This week the Supreme Court unanimously ruled that a lawful permanent resident cannot be deported merely for having consensual sex with his girlfriend when he was 20 and she was 16. The opinion, written by Justice Clarence Thomas and joined by all of his colleagues except for Neil Gorsuch, who did not participate in the case, hinges on statutory interpretation but implicitly recognizes the danger of lumping all “sex crimes” together in an undifferentiated mass.
The case, which Lenore Skenazy covered here in February, involves Juan Esquivel-Quintana, who in 2000 emigrated with his parents from Mexico to Sacramento, California. In 2009 he pleaded no contest to “unlawful sexual intercourse with a minor who is more than three years younger than the perpetrator.” California’s law defines a minor as anyone younger than 18 and says violations can be treated as misdemeanors or felonies.

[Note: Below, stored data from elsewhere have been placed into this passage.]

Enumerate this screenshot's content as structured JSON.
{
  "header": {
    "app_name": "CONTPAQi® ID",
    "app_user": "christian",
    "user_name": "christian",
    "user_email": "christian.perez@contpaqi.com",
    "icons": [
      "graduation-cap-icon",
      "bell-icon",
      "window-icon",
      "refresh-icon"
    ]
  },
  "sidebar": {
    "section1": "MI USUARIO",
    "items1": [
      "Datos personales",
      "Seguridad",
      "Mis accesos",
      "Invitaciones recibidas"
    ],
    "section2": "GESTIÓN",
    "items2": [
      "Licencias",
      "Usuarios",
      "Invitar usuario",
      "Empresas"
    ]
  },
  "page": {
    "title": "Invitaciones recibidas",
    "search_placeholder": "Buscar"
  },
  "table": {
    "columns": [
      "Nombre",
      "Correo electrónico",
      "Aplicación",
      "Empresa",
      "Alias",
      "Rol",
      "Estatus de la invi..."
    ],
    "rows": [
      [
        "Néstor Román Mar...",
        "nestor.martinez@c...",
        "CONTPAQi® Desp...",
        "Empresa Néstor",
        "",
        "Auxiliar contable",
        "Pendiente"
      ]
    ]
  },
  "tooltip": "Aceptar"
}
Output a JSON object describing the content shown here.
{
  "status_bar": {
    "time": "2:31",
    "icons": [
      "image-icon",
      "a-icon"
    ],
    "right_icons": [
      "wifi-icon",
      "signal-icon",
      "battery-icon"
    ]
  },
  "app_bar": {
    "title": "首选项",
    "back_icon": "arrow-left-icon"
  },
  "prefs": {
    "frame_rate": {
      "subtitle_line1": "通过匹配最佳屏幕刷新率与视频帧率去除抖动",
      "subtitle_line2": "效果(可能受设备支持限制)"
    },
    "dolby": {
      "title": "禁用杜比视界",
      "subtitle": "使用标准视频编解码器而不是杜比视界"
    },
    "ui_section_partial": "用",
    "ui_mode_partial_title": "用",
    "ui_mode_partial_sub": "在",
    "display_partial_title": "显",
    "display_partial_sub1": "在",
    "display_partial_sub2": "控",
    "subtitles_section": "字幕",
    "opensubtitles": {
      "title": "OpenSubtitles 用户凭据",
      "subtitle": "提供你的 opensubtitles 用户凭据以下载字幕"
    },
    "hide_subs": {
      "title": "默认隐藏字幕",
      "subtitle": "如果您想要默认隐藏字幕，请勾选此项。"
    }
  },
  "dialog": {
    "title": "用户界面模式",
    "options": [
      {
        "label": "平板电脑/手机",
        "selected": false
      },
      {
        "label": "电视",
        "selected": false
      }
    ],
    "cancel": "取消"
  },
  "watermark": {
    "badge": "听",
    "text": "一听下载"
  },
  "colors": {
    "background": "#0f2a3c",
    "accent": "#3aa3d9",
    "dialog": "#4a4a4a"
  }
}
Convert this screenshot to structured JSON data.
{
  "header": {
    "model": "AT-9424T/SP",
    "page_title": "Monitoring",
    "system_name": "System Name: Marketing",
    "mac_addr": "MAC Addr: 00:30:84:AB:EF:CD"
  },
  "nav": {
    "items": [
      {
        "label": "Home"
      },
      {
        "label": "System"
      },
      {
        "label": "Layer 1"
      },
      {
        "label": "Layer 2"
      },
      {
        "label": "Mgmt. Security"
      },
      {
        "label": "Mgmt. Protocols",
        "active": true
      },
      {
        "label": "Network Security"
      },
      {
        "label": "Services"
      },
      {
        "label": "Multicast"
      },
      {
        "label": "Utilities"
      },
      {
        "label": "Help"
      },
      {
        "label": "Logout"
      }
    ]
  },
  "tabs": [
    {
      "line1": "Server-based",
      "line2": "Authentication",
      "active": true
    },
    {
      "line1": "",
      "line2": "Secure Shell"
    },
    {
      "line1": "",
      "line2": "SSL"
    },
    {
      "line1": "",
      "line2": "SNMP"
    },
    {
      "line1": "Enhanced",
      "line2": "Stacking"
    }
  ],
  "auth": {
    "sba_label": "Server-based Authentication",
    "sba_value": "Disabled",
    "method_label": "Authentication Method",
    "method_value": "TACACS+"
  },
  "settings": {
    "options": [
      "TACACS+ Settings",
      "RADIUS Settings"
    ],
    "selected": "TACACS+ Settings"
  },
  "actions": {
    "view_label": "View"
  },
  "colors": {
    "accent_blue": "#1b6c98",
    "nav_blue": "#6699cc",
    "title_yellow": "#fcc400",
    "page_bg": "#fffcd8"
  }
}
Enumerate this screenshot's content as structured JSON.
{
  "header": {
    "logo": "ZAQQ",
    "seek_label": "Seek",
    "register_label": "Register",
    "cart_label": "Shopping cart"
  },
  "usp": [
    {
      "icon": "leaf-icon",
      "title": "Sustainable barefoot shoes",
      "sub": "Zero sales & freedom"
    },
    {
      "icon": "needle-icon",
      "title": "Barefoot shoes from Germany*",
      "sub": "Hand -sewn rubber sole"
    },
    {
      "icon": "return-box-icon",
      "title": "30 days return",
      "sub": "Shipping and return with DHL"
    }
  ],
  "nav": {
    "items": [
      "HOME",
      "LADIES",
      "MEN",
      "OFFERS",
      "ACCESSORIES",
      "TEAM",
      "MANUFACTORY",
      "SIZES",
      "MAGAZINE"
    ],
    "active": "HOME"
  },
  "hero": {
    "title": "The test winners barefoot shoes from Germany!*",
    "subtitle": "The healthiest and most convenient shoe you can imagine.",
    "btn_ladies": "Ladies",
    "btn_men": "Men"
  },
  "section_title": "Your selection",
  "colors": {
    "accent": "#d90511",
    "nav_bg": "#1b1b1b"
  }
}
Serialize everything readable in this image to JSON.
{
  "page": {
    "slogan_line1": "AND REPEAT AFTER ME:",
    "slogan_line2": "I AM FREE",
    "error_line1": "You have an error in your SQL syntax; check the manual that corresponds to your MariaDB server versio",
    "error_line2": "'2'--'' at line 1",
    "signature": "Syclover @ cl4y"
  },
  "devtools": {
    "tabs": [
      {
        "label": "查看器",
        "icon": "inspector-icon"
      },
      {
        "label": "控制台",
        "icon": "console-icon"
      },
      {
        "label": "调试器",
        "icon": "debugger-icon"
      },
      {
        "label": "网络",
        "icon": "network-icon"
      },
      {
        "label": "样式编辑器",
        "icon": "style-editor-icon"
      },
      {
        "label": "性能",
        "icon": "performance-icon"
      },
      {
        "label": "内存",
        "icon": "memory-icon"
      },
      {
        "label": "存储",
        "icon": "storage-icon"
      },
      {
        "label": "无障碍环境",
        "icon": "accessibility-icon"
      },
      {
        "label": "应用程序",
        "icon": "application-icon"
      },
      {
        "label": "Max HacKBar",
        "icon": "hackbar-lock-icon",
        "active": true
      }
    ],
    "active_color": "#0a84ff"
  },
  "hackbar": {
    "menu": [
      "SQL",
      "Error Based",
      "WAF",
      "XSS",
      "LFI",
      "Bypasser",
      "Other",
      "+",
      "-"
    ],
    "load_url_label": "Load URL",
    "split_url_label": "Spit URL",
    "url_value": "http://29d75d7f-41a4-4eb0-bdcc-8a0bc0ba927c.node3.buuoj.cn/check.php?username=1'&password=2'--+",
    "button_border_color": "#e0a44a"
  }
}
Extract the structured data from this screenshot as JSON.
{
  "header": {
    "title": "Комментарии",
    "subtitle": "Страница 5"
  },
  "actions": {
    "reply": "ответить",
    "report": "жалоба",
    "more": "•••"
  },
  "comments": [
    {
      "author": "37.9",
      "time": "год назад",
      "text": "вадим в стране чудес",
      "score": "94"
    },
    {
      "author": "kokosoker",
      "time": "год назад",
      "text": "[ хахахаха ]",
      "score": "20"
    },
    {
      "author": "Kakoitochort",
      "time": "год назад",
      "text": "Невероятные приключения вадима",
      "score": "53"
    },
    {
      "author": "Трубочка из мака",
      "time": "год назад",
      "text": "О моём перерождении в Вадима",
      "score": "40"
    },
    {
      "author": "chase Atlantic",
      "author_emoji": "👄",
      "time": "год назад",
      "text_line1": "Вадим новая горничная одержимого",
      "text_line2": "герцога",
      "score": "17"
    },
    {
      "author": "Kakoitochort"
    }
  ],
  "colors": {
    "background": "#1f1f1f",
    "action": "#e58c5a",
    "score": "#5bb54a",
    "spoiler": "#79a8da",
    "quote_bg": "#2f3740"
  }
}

Esquivel-Quintana’s sentence—90 days in jail, plus five years of probation—suggests the judge did not view his behavior as particularly heinous, and it would not even have qualified as a crime in most states. Thirty-one states and the District of Columbia currently set the age of consent at 16, while several other states have close-in-age exceptions that would cover a difference of four years. The Department of Homeland Security nevertheless argued that Esquivel-Quintana’s intimacy with his girlfriend qualified as an “aggravated felony”—specifically, “sexual abuse of a minor”—under the Immigration and Nationality Act (INA), making him subject to deportation. An immigration judge and the Board of Immigration Appeals agreed, and a federal appeals court deferred to their interpretation of the statute.
The Supreme Court overturned those decisions. “Absent some special relationship of trust,” Thomas writes, “consensual sexual conduct involving a younger partner who is at least 16 years of age does not qualify as sexual abuse of a minor under the INA, regardless of the age differential between the two participants.” When Congress added that offense to the INA in 1996, Thomas notes, the age of consent was 16 or younger in 34 states and the District of Columbia. “Reliable dictionaries provide evidence that the ‘generic’ age—in 1996 and today—is 16,” he says. Adding to that impression, a federal law dealing with “sexual abuse of a minor or ward,” enacted in 1986 and amended in 1996, explicitly applies only when the victim is younger than 16. Thomas notes that Congress updated that statute “in the same omnibus law that added sexual abuse of a minor to the INA, which suggests that Congress understood that phrase to cover victims under age 16.”
More generally, Thomas notes that the INA describes sexual abuse of a minor as an “aggravated” felony and lists it in the same subparagraph as murder and rape. “The structure of the INA therefore suggests that sexual abuse of a minor encompasses only especially egregious felonies,” he writes.
The government argued that its interpretation of the INA should receive deference under the Chevron doctrine, which gives executive agencies broad discretion to decide the meaning of ambiguous statutes. Esquivel-Quintana’s lawyers, by contrast, said any ambiguity should be resolved to his benefit under the rule of lenity, which favors the defendant when the meaning of a criminal law is unclear. The Supreme Court says neither argument is apposite, since the law is not really ambiguous. “We have no need to resolve whether the rule of lenity or Chevron receives priority in this case,” Thomas writes, “because the statute, read in context, unambiguously forecloses the Board’s interpretation.”
Strictly speaking, this decision hinges on figuring out what the law says. Had Congress wanted to make actions like Esquivel-Quintana’s deportable offenses, it could have done so explicitly, and in that case he would have had no grounds to argue that he was not covered by the relevant provision of the INA. But the ruling also highlights the arbitrariness of statutory rape laws, which in some states criminalize conduct that is perfectly legal in others, and the importance of drawing distinctions among so-called sex crimes. By acknowledging that only some offenses in that category can reasonably be described as “especially egregious felonies,” the Court strikes a blow for rationality and proportionality in an area of the law dominated by hysteria and senseless severity.